Coroutine-based programming involves two kinds of state :

  • accidental state : when the process must be suspended, most of the time the stack is not empty and needs to be moved on the heap in order to survive until the process is resumed, at which point it must be moved back on the stack. Keeping track of this state is the value proposition of cloroutine.
  • incidental state : coroutine-based programming is a form of imperative programming, when a function call is split into a suspend part and a resume part it’s very likely that the suspend action will perform some effect and the resume action will somehow depend on this effect. The state associated with this effect is business-related.

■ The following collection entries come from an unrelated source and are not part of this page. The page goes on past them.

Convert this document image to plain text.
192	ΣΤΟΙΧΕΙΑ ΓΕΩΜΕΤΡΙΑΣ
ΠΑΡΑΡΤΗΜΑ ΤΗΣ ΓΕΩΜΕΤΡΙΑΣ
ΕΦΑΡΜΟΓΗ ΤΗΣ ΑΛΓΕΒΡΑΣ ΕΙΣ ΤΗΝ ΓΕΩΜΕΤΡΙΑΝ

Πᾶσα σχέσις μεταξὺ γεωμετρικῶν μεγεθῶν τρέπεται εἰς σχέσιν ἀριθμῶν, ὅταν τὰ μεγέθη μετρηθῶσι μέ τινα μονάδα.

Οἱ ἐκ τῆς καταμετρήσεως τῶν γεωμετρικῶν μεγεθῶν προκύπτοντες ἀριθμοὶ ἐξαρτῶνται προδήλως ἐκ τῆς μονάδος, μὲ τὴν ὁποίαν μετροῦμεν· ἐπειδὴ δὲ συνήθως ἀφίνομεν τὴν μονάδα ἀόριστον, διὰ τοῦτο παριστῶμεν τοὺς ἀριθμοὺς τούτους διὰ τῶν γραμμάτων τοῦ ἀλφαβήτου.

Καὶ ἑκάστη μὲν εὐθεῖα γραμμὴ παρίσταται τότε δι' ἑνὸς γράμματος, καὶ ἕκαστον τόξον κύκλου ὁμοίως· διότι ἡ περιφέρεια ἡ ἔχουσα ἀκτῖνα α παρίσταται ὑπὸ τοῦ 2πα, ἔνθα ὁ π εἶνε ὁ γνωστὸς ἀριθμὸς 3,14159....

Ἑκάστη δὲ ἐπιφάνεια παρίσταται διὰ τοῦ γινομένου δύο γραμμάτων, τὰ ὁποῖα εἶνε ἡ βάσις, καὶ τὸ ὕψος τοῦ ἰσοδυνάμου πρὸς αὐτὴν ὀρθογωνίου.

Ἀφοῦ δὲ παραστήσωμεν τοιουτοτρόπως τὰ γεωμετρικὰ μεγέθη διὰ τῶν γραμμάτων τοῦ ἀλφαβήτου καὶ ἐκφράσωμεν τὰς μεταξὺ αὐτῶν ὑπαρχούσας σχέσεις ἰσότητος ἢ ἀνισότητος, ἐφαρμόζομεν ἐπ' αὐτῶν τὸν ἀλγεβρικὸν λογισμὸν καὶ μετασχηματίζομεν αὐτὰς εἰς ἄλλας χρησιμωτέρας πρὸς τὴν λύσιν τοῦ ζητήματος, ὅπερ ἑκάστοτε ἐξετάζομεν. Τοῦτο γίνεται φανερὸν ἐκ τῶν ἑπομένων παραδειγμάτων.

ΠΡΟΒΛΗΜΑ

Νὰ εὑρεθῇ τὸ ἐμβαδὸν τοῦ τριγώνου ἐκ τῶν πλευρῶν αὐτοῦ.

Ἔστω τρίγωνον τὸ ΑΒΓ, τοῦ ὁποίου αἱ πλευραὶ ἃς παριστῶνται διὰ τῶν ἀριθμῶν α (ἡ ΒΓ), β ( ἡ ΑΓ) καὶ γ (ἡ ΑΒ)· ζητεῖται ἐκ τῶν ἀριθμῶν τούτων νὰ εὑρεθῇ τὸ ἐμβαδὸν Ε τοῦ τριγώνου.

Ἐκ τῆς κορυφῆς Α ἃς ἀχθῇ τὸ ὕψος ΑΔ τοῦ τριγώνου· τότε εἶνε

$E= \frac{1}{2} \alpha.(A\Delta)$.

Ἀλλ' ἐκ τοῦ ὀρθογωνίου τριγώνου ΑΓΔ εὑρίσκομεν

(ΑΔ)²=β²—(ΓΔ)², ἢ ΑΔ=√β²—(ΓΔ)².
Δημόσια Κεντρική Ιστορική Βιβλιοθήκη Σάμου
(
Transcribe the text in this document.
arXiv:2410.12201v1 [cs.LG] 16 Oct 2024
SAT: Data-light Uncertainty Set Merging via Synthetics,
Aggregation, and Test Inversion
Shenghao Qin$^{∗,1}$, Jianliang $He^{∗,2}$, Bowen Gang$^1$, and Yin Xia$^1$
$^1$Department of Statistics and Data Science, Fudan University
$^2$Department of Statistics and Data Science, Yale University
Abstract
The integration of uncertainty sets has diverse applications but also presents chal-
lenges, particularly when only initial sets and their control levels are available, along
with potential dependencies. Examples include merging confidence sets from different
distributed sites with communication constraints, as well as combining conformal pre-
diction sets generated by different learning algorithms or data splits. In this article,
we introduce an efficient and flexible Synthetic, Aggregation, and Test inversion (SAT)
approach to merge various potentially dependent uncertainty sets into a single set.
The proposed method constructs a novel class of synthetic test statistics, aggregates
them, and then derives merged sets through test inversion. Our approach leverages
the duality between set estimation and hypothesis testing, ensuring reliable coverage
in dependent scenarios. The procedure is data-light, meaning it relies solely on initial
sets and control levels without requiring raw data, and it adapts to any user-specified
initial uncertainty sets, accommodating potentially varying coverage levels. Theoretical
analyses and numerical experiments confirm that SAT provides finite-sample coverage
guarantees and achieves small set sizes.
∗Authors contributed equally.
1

core.async IOC machinery is painful to use because it stores both kinds of state in the same object, requiring a basic understanding of its internals. My first attempt to decouple this state consisted of passing suspend and resume code to the cr macro, which would then rewrite breaking var calls into inlined suspend code followed by inlined resume code. Inlined code was supposed to close over incidental state. This strategy happened to work quite well but was a bit clumsy to work with, mostly because writing stateful stuff in clojure makes ugly code.

It turned out relying on thread-local state was a more elegant solution, given coroutines provide strong guarantees to run synchronously in the caller thread. So the final cr API simply takes a map of suspend vars to resume vars and introduces a break on suspend var calls, scheduling the resume var call for the next iteration. Breaking var functions are expected to handle incidental state via thread-local context set up around the coroutine call.

Implementation

I decided to roll my own implementation for various reasons. Since the beginning, I was reluctant with the idea of relying on core.async's IOC machinery because this is an implementation detail, not easily customizable as some helpers are namespace-private, and there’s no commitment for a stable API. More importantly, a significant amount of defects have been known for a long time and still don’t show any sign of being addressed, and the overall pace of maintenance activity is currently too low for my quality standards. On the technical side, the current design suffers from several flaws making it obvious to me that a major rewrite will eventually become unavoidable. Related issues include :

  • exception handling story is still incomplete, showing wrong behavior in some nontrivial cases (ASYNC-220).
  • letfn body rewriting is not supported althought it is technically possible to implement (ASYNC-221).
  • locals clearing seems not to have been considered (ASYNC-219, ASYNC-223)

On the personal side, the spiritual pleasure of compiler design is a reward in itself, largely worth the effort.

The core.async legacy is still visible in the overall strategy with the heavy usage of SSA intermediate representation. It happens to works very well for this particular problem, and most of the improvements were allowed by having this proper structure as plain data through the entire compiler pipeline, performing the following passes :

  1. AST analysis
  2. SSA construction
  3. variable lifespan trace
  4. variable slot assignment
  5. code emission

The AST analysis is performed by clojure.tools.analyzer.jvm for JVM Clojure and cljs.analyzer.api for ClojureScript.

The SSA construction is performed quite similarly to core.async, except the entire tree is walked. When an asynchronous form is encountered (e.g a fn body), it is walked as well to keep track of closed over locals, a necessary information to perform locals clearing. Another difference is that exception handling is a first-class citizen, represented as edges in the block graph just like regular branching jumps.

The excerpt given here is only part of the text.